I agree you have to play the odds. When I play the lottery, it is when the cash prize is so high that tossing a few dollars (cost) seems trivial relative to the benefit of winning, even if the odds of winning haven't changed. I think this is the reverse of that scenario.

I'm in Argentina and am completely out of the loop with respect to the bliztkreig of news reports and face to face accusations and calls for heads. I'm not at all concerned with whether mistakes were made. My only concern is whether it is possible to come up with contingency plans that will circumvent worst case, less than worst case scenarios.

There is nothing like having a woman who is observant and has her mind clear to prevent a disaster in her realm (the woman who saw the gunman and instead of turning into a Hollywood actress, turned the table against the door). Most problems can be prevented with on-site vigilance, and proaction. The President of the University of Texas just sent out a letter describing everything they have in place to counter problems like this shooting. Then he points out that the solution is everyone's:

"The greater challenge in emergencies is with individuals not knowing personally what to do if they find themselves in a threatening situation or if they have noticed a significant, strange change in someone's behavior."

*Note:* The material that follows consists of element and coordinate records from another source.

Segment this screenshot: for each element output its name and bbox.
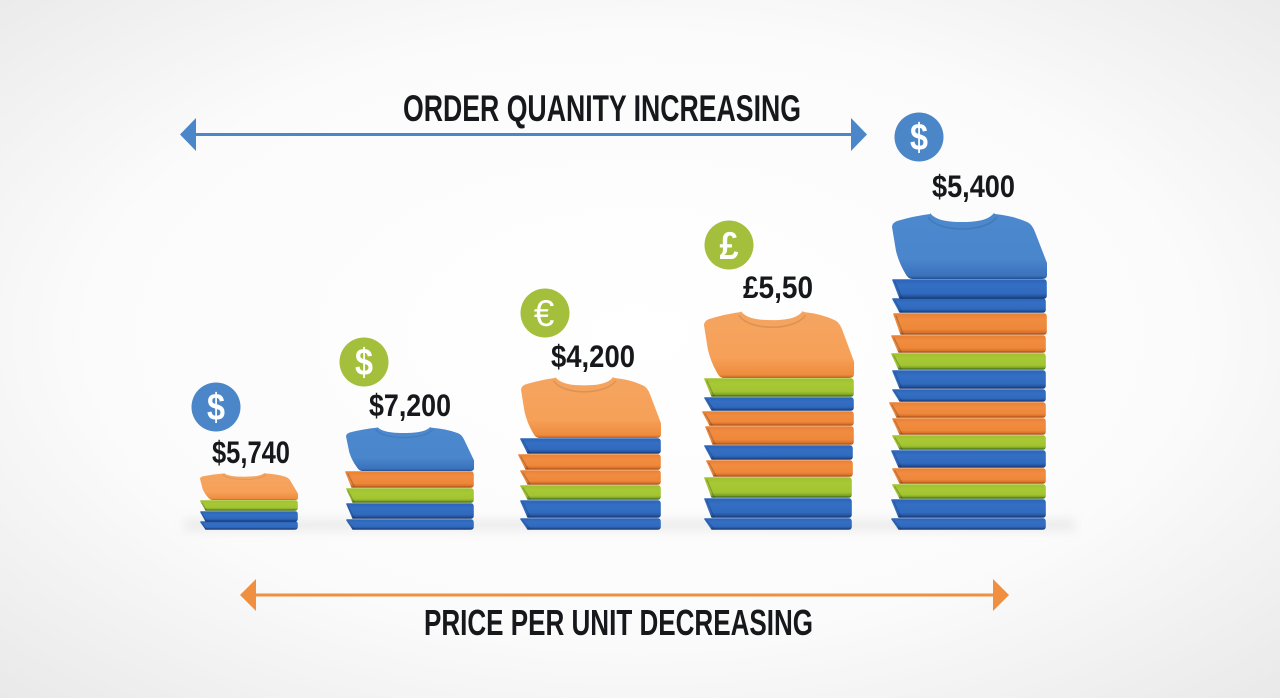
icon: blue dollar coin, stack 1: $ — [207, 387, 225, 429]
folded layers — [703, 379, 853, 529]
folded layers — [346, 472, 473, 529]
top shirt — [521, 377, 661, 438]
arrow: price per unit, orange double-headed — [240, 579, 1009, 611]
icon: blue dollar coin, stack 5: $ — [910, 117, 928, 159]
top shirt — [200, 473, 298, 500]
icon: green euro coin, stack 3 — [520, 288, 570, 338]
icon: green dollar coin, stack 2 — [340, 338, 388, 386]
floor shadow — [185, 519, 1075, 531]
folded layers — [201, 501, 297, 529]
icon: green pound coin, stack 4: £ — [720, 225, 739, 268]
icon: green euro coin, stack 3: € — [534, 293, 555, 334]
stack 2 — [346, 427, 474, 529]
stack 1: smallest order — [200, 473, 298, 529]
price label: £5,50: £5,50 — [743, 269, 813, 305]
heading: price per unit: PRICE PER UNIT DECREASING — [424, 602, 813, 643]
folded layers — [519, 439, 660, 529]
stack 5: largest order — [890, 213, 1047, 529]
price label: $7,200: $7,200 — [369, 387, 451, 423]
icon: blue dollar coin, stack 1 — [192, 382, 240, 432]
price label: $4,200: $4,200 — [551, 338, 635, 374]
arrow: order quantity, blue double-headed — [180, 118, 867, 151]
price label: $5,740: $5,740 — [212, 434, 290, 470]
price label: $5,400: $5,400 — [932, 168, 1015, 204]
stack 3 — [519, 377, 661, 529]
icon: blue dollar coin, stack 5 — [894, 112, 944, 162]
top shirt — [892, 213, 1047, 279]
stack 4 — [703, 311, 854, 529]
icon: green pound coin, stack 4 — [704, 220, 754, 270]
icon: green dollar coin, stack 2: $ — [355, 342, 373, 384]
heading: order quantity: ORDER QUANITY INCREASING — [403, 88, 801, 129]
top shirt — [704, 311, 854, 378]
top shirt — [346, 427, 474, 471]
folded layers — [890, 280, 1046, 529]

He then gives a webpage that offers protocols for action.
(http://www.utexas.edu/emergency/procedures.php).

I believe this type of education is the first step. Having everyone aware of the fact that each of us is our best friend and each of us may be the last defense against horrors like this is a necessary assumption. There is plenty of blame to go around but personally, I like to look at myself first and ask, whether I could reasonably have anticipated the problem, reasonably done something, or even reasonably not put myself and others in further danger.

Some problems come without warning. These are best dealt with by those directly facing them. Problems that can be anticipated or predicted, especially with fairly good timing, are first dealt with by the group. In Central Texas, we have lots of tornado warning systems. We don't expect tornadoes during clear sky but we increase our vigilance during storms. When there are weak points in communication, it is up to the group, that is all of us, to determine whether that weakness can be reasonably addressed. If it can't, we might as well attribute those deaths to fate. If the weakness can be addressed, we have to assume that if we let that weakness stand in the future, we have failed and the deaths are on us.